Sus voces de hueso tan suyas pero tan íntimas, que hacen catedrales de cuerpos del mismo material de los falsos abrazos, de las promesas necesariamente olvidadas para dar paso a las palabras. Las que fueron avispas y causaron tanto dolor.
Sus cabellos de arco iris, larguísimos y perdidos en la selva del eco y el fuego que a veces propios imitan esas cenizas de recuerdos ausentes, siempre con la diferencia de lo simple o lo complicado, de la muerte o la locura y otra vez las avispas.
La pregunta necesaria amiga de esa búsqueda de nuestro futuro anciano, y el desorden, y los excesos nunca perjudiciales y tan necesarios, tan de otros como del no.
Y es que vivir es tan inevitable que a veces se cansa la imaginación y no queda más que el amor. Que se roba de a pocos la amistad hasta hacerla ajena.
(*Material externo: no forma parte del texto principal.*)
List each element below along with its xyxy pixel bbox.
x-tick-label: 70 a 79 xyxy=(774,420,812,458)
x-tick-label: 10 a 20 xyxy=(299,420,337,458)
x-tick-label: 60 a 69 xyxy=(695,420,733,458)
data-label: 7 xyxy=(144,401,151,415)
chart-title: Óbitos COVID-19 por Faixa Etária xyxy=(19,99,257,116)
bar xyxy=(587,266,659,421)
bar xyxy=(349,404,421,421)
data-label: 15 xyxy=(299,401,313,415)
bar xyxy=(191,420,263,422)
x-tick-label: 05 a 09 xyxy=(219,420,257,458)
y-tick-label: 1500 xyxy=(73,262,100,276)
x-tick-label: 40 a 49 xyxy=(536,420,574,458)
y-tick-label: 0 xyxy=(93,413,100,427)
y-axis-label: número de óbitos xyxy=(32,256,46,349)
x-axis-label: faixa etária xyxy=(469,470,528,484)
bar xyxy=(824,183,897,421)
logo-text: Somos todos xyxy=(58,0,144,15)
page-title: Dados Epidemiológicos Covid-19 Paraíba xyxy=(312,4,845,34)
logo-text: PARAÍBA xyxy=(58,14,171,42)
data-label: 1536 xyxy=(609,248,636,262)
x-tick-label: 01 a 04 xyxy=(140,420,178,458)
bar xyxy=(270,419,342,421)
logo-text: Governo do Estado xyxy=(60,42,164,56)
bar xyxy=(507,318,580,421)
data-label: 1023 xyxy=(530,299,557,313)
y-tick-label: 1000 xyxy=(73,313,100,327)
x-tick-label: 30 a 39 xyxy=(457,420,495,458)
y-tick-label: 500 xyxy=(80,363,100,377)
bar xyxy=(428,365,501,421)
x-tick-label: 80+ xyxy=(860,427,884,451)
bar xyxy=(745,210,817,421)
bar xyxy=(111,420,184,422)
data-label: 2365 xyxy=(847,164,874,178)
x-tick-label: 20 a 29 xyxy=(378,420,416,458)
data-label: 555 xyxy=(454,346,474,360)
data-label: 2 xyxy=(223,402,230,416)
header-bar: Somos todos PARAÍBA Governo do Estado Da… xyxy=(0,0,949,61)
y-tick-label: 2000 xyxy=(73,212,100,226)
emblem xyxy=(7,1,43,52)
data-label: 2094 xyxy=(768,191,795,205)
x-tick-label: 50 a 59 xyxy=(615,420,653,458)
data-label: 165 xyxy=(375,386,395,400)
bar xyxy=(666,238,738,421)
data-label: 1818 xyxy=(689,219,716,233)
Las avispas nunca se largan, no tienen calles por donde caminar y no esperan porque ya lo hicieron, ya esperaron, ya llegó, y como siempre la decepción.
Pero siempre son las avispas, siempre, las avispas y el desorden, y aunque no es un secreto voy a confesarlo: las palabras fueron avispas, las avispas fueron palabras, ahora sólo les queda no ser.